インディーゲーム展示イベント「東京ゲームダンジョン」現地レポート記事はこちらから!いつでも死刑執行ボタンを押せるノベルゲーム『イツカノヨル』
『イツカノヨル』は、Indigo Ingot氏らが制作したアドベンチャーノベルゲーム。この作品は1週間で決められたテーマに沿ったゲームを完成させるイベント「Unity1週間ゲームジャム」にて制作されました。与えられたテーマは「1つのボタン」。本作ではこのボタンを「死刑執行ボタン」として使用していきます。
プレイヤーは死刑囚である竜族の少女「マリー」と「五日間の夜」を共に過ごします。死刑執行人であるプレイヤーはテキストを読み進めながら、マリーが怪しい動きをしたり、危害を加えるような行動を見せた場合に即座にボタンを押さなければなりません。
会話の途中では分岐する選択肢が用意されており、エンディングは全部で10種類。うち5種類が「ボタンを押すこと」で辿りつく結末、残り5種類が「ボタンを押さないこと」で辿りつく結末となっています。

ダークな雰囲気と微かな希望が交錯する独特の世界
試遊では、「死刑執行ボタンを押す結末」と「押さない結末」の両方を体験。マウスクリックで物語は進行するものの、死刑執行には専用のボタンを使用しました。

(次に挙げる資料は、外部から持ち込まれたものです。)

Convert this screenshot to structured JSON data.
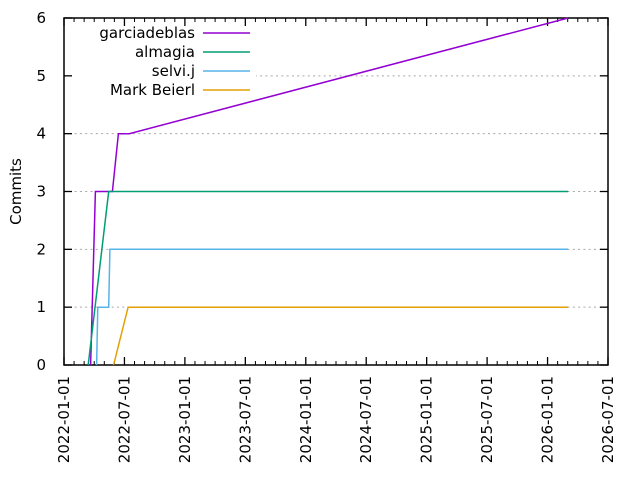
{
  "chart_data": {
    "type": "line",
    "title": "",
    "xlabel": "",
    "ylabel": "Commits",
    "x_axis": {
      "min": 2022.0,
      "max": 2026.5,
      "major_ticks": [
        2022.0,
        2022.5,
        2023.0,
        2023.5,
        2024.0,
        2024.5,
        2025.0,
        2025.5,
        2026.0,
        2026.5
      ],
      "major_tick_labels": [
        "2022-01-01",
        "2022-07-01",
        "2023-01-01",
        "2023-07-01",
        "2024-01-01",
        "2024-07-01",
        "2025-01-01",
        "2025-07-01",
        "2026-01-01",
        "2026-07-01"
      ],
      "minor_ticks": "monthly",
      "tick_label_rotation": -90
    },
    "y_axis": {
      "min": 0,
      "max": 6,
      "major_ticks": [
        0,
        1,
        2,
        3,
        4,
        5,
        6
      ],
      "tick_labels": [
        "0",
        "1",
        "2",
        "3",
        "4",
        "5",
        "6"
      ],
      "label": "Commits"
    },
    "grid": {
      "horizontal": true,
      "vertical": false,
      "style": "dotted",
      "color": "#a8a8a8"
    },
    "legend": {
      "position": "top-left-inside",
      "entries": [
        "garciadeblas",
        "almagia",
        "selvi.j",
        "Mark Beierl"
      ]
    },
    "series": [
      {
        "name": "garciadeblas",
        "color": "#9400d3",
        "points": [
          [
            2022.22,
            0
          ],
          [
            2022.26,
            3
          ],
          [
            2022.4,
            3
          ],
          [
            2022.45,
            4
          ],
          [
            2022.54,
            4
          ],
          [
            2026.17,
            6
          ]
        ]
      },
      {
        "name": "almagia",
        "color": "#009e73",
        "points": [
          [
            2022.2,
            0
          ],
          [
            2022.37,
            3
          ],
          [
            2026.17,
            3
          ]
        ]
      },
      {
        "name": "selvi.j",
        "color": "#56b4e9",
        "points": [
          [
            2022.27,
            0
          ],
          [
            2022.28,
            1
          ],
          [
            2022.37,
            1
          ],
          [
            2022.38,
            2
          ],
          [
            2026.17,
            2
          ]
        ]
      },
      {
        "name": "Mark Beierl",
        "color": "#e69f00",
        "points": [
          [
            2022.41,
            0
          ],
          [
            2022.53,
            1
          ],
          [
            2026.17,
            1
          ]
        ]
      }
    ]
  },
  "colors": {
    "background": "#ffffff",
    "axis": "#000000",
    "text": "#000000",
    "grid": "#a8a8a8"
  }
}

「ボタンを押さない結末」では、プレイヤーがマリーの冤罪を証明するために行動するシナリオが展開。全体的に暗い雰囲気ですが、どこか希望に満ちたやり取りを楽しむことができます。開発者によると「ハッピーエンドの過程のなかにある、鬱々とした演出を突き詰めた」とのこと。

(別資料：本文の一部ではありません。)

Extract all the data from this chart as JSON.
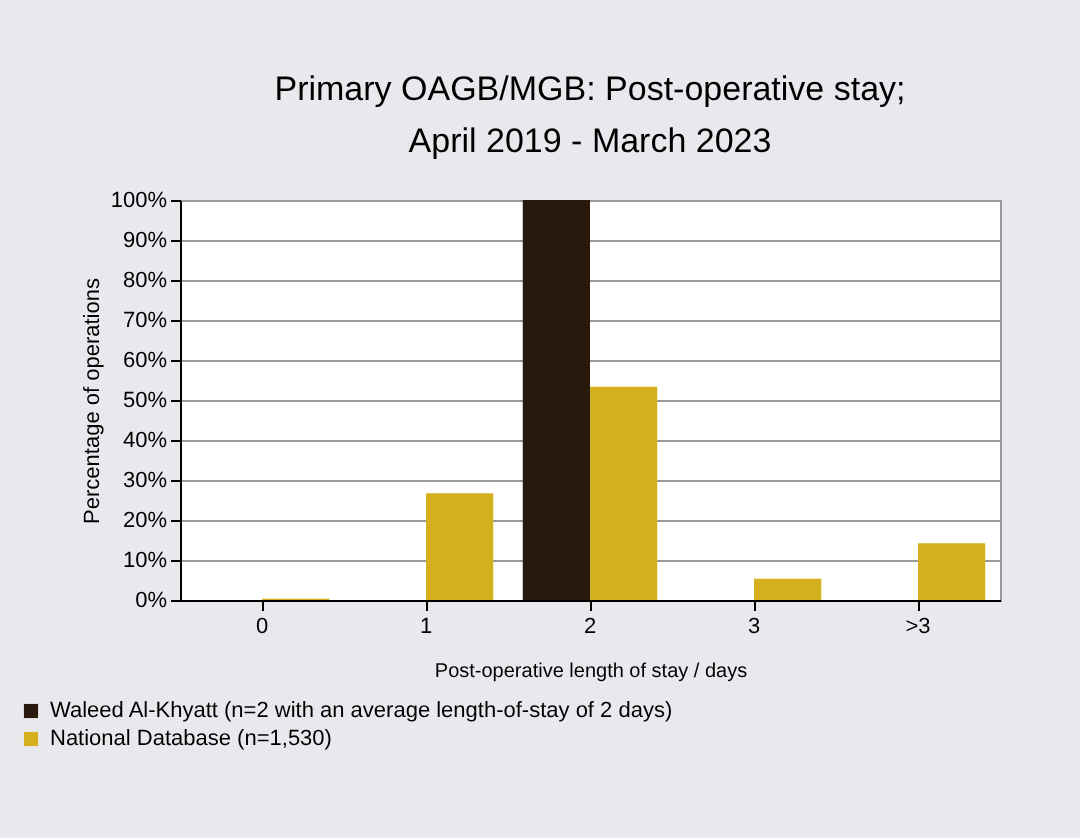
{
  "chart_data": {
    "type": "bar",
    "title": "Primary OAGB/MGB: Post-operative stay;\nApril 2019 - March 2023",
    "xlabel": "Post-operative length of stay / days",
    "ylabel": "Percentage of operations",
    "categories": [
      "0",
      "1",
      "2",
      "3",
      ">3"
    ],
    "series": [
      {
        "name": "Waleed Al-Khyatt (n=2 with an average length-of-stay of 2 days)",
        "color": "#2a1a0e",
        "values": [
          0,
          0,
          100,
          0,
          0
        ]
      },
      {
        "name": "National Database (n=1,530)",
        "color": "#d4b01e",
        "values": [
          0.3,
          26.7,
          53.3,
          5.3,
          14.2
        ]
      }
    ],
    "ylim": [
      0,
      100
    ],
    "yticks": [
      {
        "value": 0,
        "label": "0%"
      },
      {
        "value": 10,
        "label": "10%"
      },
      {
        "value": 20,
        "label": "20%"
      },
      {
        "value": 30,
        "label": "30%"
      },
      {
        "value": 40,
        "label": "40%"
      },
      {
        "value": 50,
        "label": "50%"
      },
      {
        "value": 60,
        "label": "60%"
      },
      {
        "value": 70,
        "label": "70%"
      },
      {
        "value": 80,
        "label": "80%"
      },
      {
        "value": 90,
        "label": "90%"
      },
      {
        "value": 100,
        "label": "100%"
      }
    ],
    "grid": "y",
    "legend": "bottom left"
  }
}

一方、「ボタンを押す結末」では、いつでもボタンを押して マリーを殺すことができます。ストーリー開始時にボタンを押すことも、ハッピーエンドの直前で押すことも自由。
一見悪趣味に見えてしまうこの仕様ですが、どのタイミングで押しても「どこか女の子を可哀想に思ってしまう、罪悪感が残る表現」を追求し、開発を行ってきたとのことです。

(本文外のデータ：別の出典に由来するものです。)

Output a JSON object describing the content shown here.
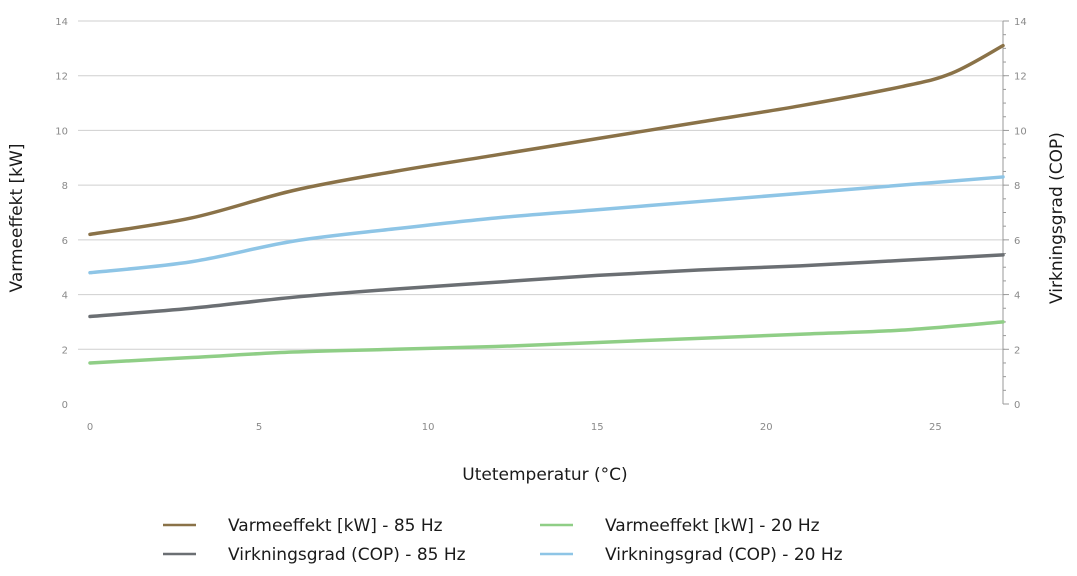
{
  "chart_data": {
    "type": "line",
    "title": "",
    "xlabel": "Utetemperatur (°C)",
    "ylabel": "Varmeeffekt [kW]",
    "ylabel_right": "Virkningsgrad (COP)",
    "xlim": [
      0,
      27
    ],
    "ylim": [
      0,
      14
    ],
    "ylim_right": [
      0,
      14
    ],
    "x_ticks": [
      "0",
      "5",
      "10",
      "15",
      "20",
      "25"
    ],
    "y_ticks": [
      "0",
      "2",
      "4",
      "6",
      "8",
      "10",
      "12",
      "14"
    ],
    "y_ticks_right": [
      "0",
      "2",
      "4",
      "6",
      "8",
      "10",
      "12",
      "14"
    ],
    "grid": true,
    "legend_position": "bottom",
    "series": [
      {
        "name": "Varmeeffekt [kW] - 85 Hz",
        "color": "#8a7248",
        "axis": "left",
        "x": [
          0,
          3,
          6,
          9,
          12,
          15,
          18,
          21,
          24,
          25.5,
          27
        ],
        "y": [
          6.2,
          6.8,
          7.8,
          8.5,
          9.1,
          9.7,
          10.3,
          10.9,
          11.6,
          12.1,
          13.1
        ]
      },
      {
        "name": "Varmeeffekt [kW] - 20 Hz",
        "color": "#8fce86",
        "axis": "left",
        "x": [
          0,
          3,
          6,
          9,
          12,
          15,
          18,
          21,
          24,
          27
        ],
        "y": [
          1.5,
          1.7,
          1.9,
          2.0,
          2.1,
          2.25,
          2.4,
          2.55,
          2.7,
          3.0
        ]
      },
      {
        "name": "Virkningsgrad (COP) - 85 Hz",
        "color": "#6b6f73",
        "axis": "right",
        "x": [
          0,
          3,
          6,
          9,
          12,
          15,
          18,
          21,
          24,
          27
        ],
        "y": [
          3.2,
          3.5,
          3.9,
          4.2,
          4.45,
          4.7,
          4.9,
          5.05,
          5.25,
          5.45
        ]
      },
      {
        "name": "Virkningsgrad (COP) - 20 Hz",
        "color": "#8ec5e6",
        "axis": "right",
        "x": [
          0,
          3,
          6,
          9,
          12,
          15,
          18,
          21,
          24,
          27
        ],
        "y": [
          4.8,
          5.2,
          5.95,
          6.4,
          6.8,
          7.1,
          7.4,
          7.7,
          8.0,
          8.3
        ]
      }
    ]
  }
}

また本作は随所に、繊細で儚い表現が散りばめられていました。女の子のみせる可哀想な姿が「可愛くみえてしまう」ような、セリフ回しにも細かな工夫が凝らされています。

開発者Indigo Ingot氏からのメッセージ。
「『イツカノヨル』は人間のもつ好奇心、罪悪感、葛藤をうまく手のひらの上でゆさぶる仕掛けをたくさん用意しています。ここで押したらどうなるのだろうかという感覚をぜひプレイして味わって欲しいです!」
『イツカノヨル』の完全版は2024年内でのSteam公開が予定。エンディングの数も10種類から13種類に増えるとのことです。